A Fluconazole written confirmation (Fluconazole WC) is an official document issued by a regulatory agency to a Fluconazole manufacturer, verifying that the manufacturing facility of a Fluconazole active pharmaceutical ingredient (API) adheres to the Good Manufacturing Practices (GMP) regulations of the importing country. When exporting Fluconazole APIs or Fluconazole finished pharmaceutical products to another nation, regulatory agencies frequently require a Fluconazole WC (written confirmation) as part of the regulatory process.
click here to find a list of Fluconazole suppliers with Written Confirmation (WC) on PharmaCompass.
National Drug Code is a comprehensive database maintained by the FDA that contains information on all drugs marketed in the US. This directory includes information about finished drug products, unfinished drug products, and compounded drug products, including those containing Fluconazole as an active pharmaceutical ingredient (API).
The FDA updates the NDC directory daily. The NDC numbers for Fluconazole API and other APIs are published in this directory by the FDA.
The NDC unfinished drugs database includes product listing information submitted for all unfinished drugs, such as active pharmaceutical ingredients (APIs), drugs intended for further processing and bulk drug substances for compounding.
Pharmaceutical companies that manufacture Fluconazole as an active pharmaceutical ingredient (API) must furnish the FDA with an updated record of all drugs that they produce, prepare, propagate, compound, or process for commercial distribution in the US at their facilities.
The NDC directory also contains data on finished compounded human drug products that contain Fluconazole and are produced by outsourcing facilities.
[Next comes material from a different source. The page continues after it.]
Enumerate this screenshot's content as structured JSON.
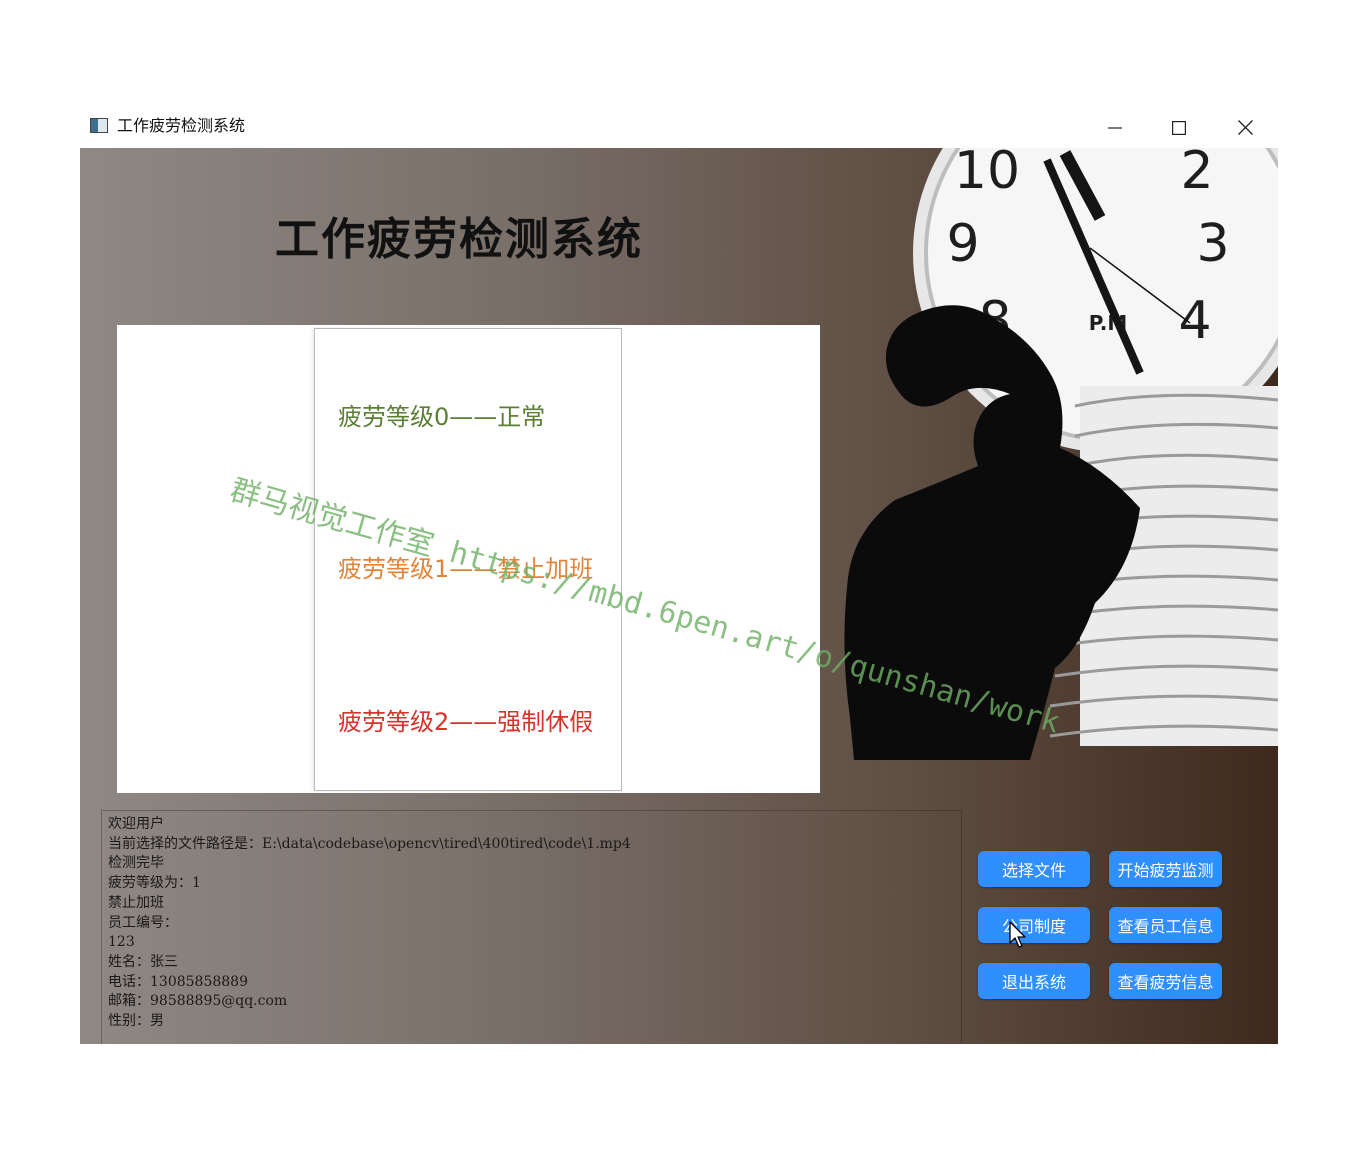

While these outsourcing facilities are not mandated to assign a Fluconazole NDC to their finished compounded human drug products, they may choose to do so.
click here to find a list of Fluconazole suppliers with NDC on PharmaCompass.
Fluconazole Active pharmaceutical ingredient (API) is produced in GMP-certified manufacturing facility.
GMP stands for Good Manufacturing Practices, which is a system used in the pharmaceutical industry to make sure that goods are regularly produced and monitored in accordance with quality standards. The FDA’s current Good Manufacturing Practices requirements are referred to as cGMP or current GMP which indicates that the company follows the most recent GMP specifications. The World Health Organization (WHO) has its own set of GMP guidelines, called the WHO GMP. Different countries can also set their own guidelines for GMP like China (Chinese GMP) or the EU (EU GMP).
PharmaCompass offers a list of Fluconazole GMP manufacturers, exporters & distributors, which can be sorted by USDMF, JDMF, KDMF, CEP (COS), WC, API price, and more, enabling you to easily find the right Fluconazole GMP manufacturer or Fluconazole GMP API supplier for your needs.
A Fluconazole CoA (Certificate of Analysis) is a formal document that attests to Fluconazole's compliance with Fluconazole specifications and serves as a tool for batch-level quality control.
Fluconazole CoA mostly includes findings from lab analyses of a specific batch. For each Fluconazole CoA document that a company creates, the USFDA specifies specific requirements, such as supplier information, material identification, transportation data, evidence of conformity and signature data.
Fluconazole may be tested according to a variety of international standards, such as European Pharmacopoeia (Fluconazole EP), Fluconazole JP (Japanese Pharmacopeia) and the US Pharmacopoeia (Fluconazole USP).